Alexander Zverev war nach Melbourne gereist, um die Australian Open zu gewinnen. Tennis-Fans hofften auf ein Viertelfinale des Olympiasiegers gegen den Spanier Rafael Nadal. Doch Zverev verliert nach einem rätselhaften Auftritt bereits im Achtelfinale.

Melbourne - Tief gefrustet schlich Olympiasieger Alexander Zverev mit gesenktem Kopf vom Platz. All seine Titel-Hoffnungen bei den Australian Open muss Deutschlands bester Tennisspieler nach einem rätselhaft schwachen und trägen Auftritt schon im Achtelfinale abrupt begraben. Nach dem 3:6, 6:7 (5:7), 3:6 gegen den Kanadier Denis Shapovalov am Sonntag in Melbourne fällt auch das mögliche Traumduell mit dem spanischen Tennisstar Rafael Nadal im Viertelfinale aus.

 

„Am Ende des Tages war es einfach nicht gut genug“, sagte der beste deutsche Tennisspieler: „Es gibt keine Ausreden. Es gibt gar nichts. Ich muss es selber auf meinen eigenen Hut nehmen und versuchen, das Beste zu machen“, sagte der Weltranglisten-Dritte.

Zverev galt beim ersten Grand-Slam-Turnier des Jahres als Mitfavorit und war mit dem Ziel nach Australien gereist, den Titel zu holen. „Ich könnte hier jetzt sitzen, und sagen: „Ich habe eine Erkältung und noch was.“ Aber nein, ich bin immer sehr ehrlich. Ich habe nichts. Ich habe einfach nur eine Scheiß-Woche gehabt, um ehrlich zu sein“, sagte der 24 Jahre alte Hamburger.

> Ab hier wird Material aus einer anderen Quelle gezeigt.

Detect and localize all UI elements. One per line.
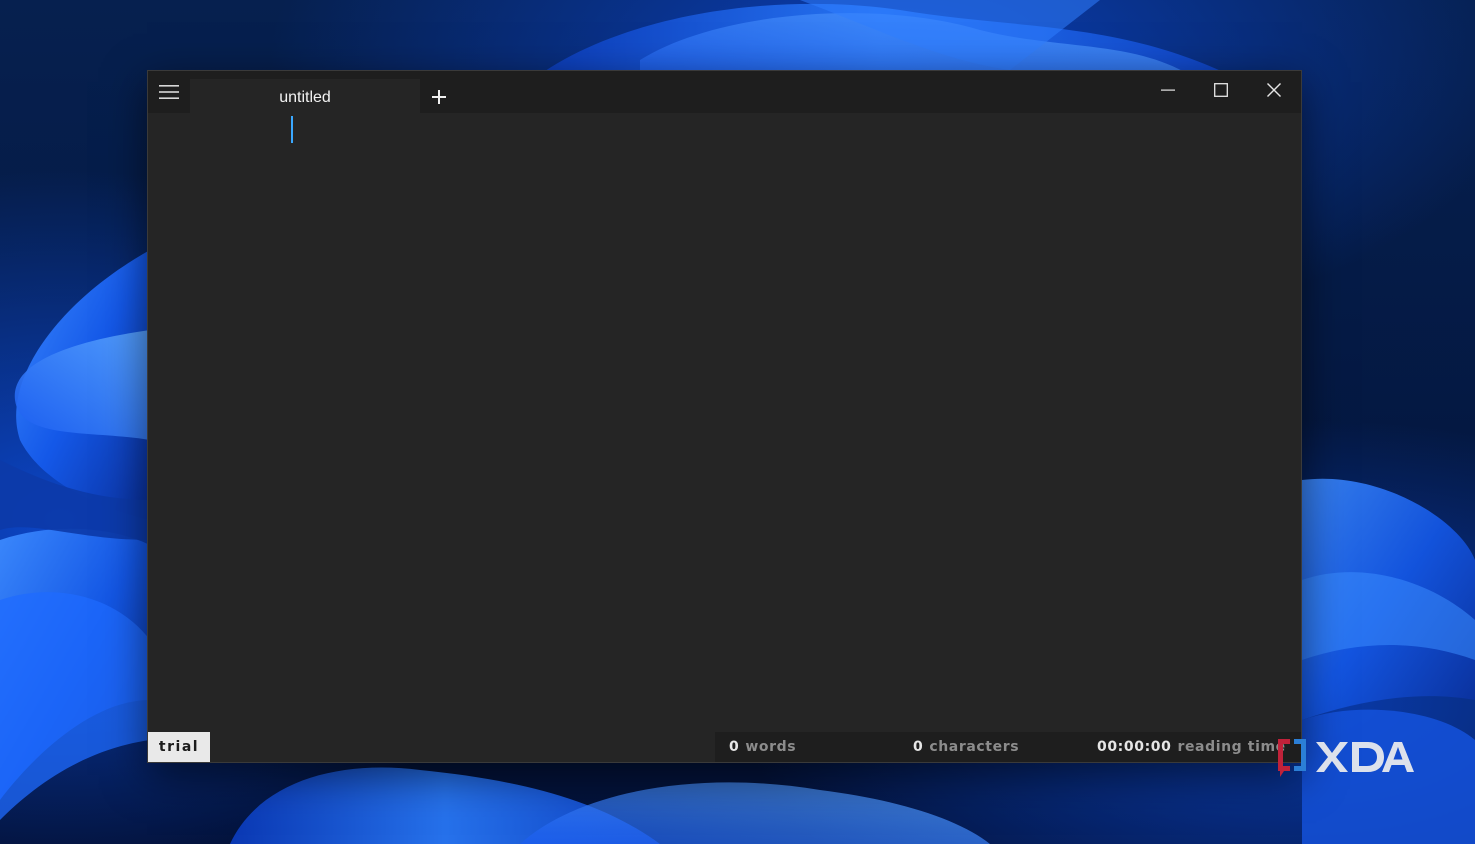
hamburger-menu-icon bbox=[159, 85, 179, 99]
character-count-label: characters bbox=[929, 739, 1020, 755]
add-tab-button[interactable] bbox=[428, 84, 450, 110]
menu-button[interactable] bbox=[148, 71, 190, 113]
plus-icon bbox=[432, 90, 446, 104]
character-count-value: 0 bbox=[913, 739, 924, 755]
text-cursor bbox=[291, 116, 293, 143]
reading-time-value: 00:00:00 bbox=[1097, 739, 1172, 755]
maximize-icon bbox=[1214, 83, 1228, 97]
trial-label: trial bbox=[158, 739, 200, 755]
editor-window: untitled trial 0 words 0 characters 00:0… bbox=[147, 70, 1302, 763]
character-count: 0 characters bbox=[913, 732, 1019, 762]
word-count: 0 words bbox=[729, 732, 796, 762]
tab-untitled[interactable]: untitled bbox=[190, 79, 420, 113]
word-count-label: words bbox=[745, 739, 797, 755]
tab-label: untitled bbox=[279, 89, 331, 106]
trial-badge[interactable]: trial bbox=[148, 732, 210, 762]
xda-logo-icon bbox=[1278, 739, 1414, 777]
title-bar: untitled bbox=[148, 71, 1301, 113]
xda-watermark bbox=[1276, 736, 1416, 778]
maximize-button[interactable] bbox=[1195, 71, 1247, 109]
minimize-button[interactable] bbox=[1142, 71, 1194, 109]
reading-time-label: reading time bbox=[1177, 739, 1286, 755]
close-icon bbox=[1267, 83, 1281, 97]
word-count-value: 0 bbox=[729, 739, 740, 755]
reading-time: 00:00:00 reading time bbox=[1097, 732, 1286, 762]
text-editor-area[interactable] bbox=[148, 113, 1301, 733]
status-bar: trial 0 words 0 characters 00:00:00 read… bbox=[148, 732, 1301, 762]
minimize-icon bbox=[1161, 89, 1175, 91]
close-button[interactable] bbox=[1248, 71, 1300, 109]
document-stats: 0 words 0 characters 00:00:00 reading ti… bbox=[715, 732, 1301, 762]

Boris Becker mit klarer Analyse

Nach dem merkwürdigen Tennis-Match über 2:21 Stunden mit zahlreichen unerklärlichen Fehlern hatte es der schlapp wirkende Hamburger eilig gehabt, vom Platz zu kommen. Aus Frust hatte Zverev zu Beginn des zweiten Satzes einen Schläger zerhackt, aber auch das wandelte er nicht in Energie und sein Weltklasse-Tennis um. Ein 5:3 im zweiten Satz reichte nicht zum Satzausgleich. „Ich habe mich schon extrem langsam gefühlt, ich habe mich nicht frisch gefühlt“, sagte er.

Er habe es versucht. „Ich habe den Schläger kaputt gemacht. Das mache ich ja auch nicht einfach so. Wenn du so schlecht spielst, kannst du machen, was du möchtest, kannst du rumhüpfen wie du möchtest, es ändert nichts“, meinte er. Boris Becker als Experte bei Eurosport urteilte: „So passiv habe ich ihn lange nicht gesehen, vielleicht hatte er irgendwas. Irgendwas ist diese Woche in Australien nicht rund gelaufen.“

Der Weltranglisten-14. Shapovalov, im vergangenen Jahr Halbfinalist von Wimbledon, in Melbourne aber noch nie über die dritte Runde hinausgekommen, zeigte Schwankungen, doch dies konnte Zverev nicht für sich nutzen. „Enttäuschend - er hat nie zu seinem Spiel gefunden, hatte die Dynamik nicht, die Aggressivität“, meinte Becker.

Alexander Zverev wirkte müde

Seinen Ansprüchen wurde Zverev nach den drei Erfolgen in jeweils drei Sätzen in den drei Runden zuvor Down Under nicht mehr gerecht. Weil der serbische Weltranglisten-Erste und Rekordchampion Novak Djokovic aufgrund seines annullierten Visums nicht antreten durfte, waren Zverevs Chancen gestiegen - auch wenn im Viertelfinale nun der 20-malige Grand-Slam-Turniersieger Nadal gewartet hätte.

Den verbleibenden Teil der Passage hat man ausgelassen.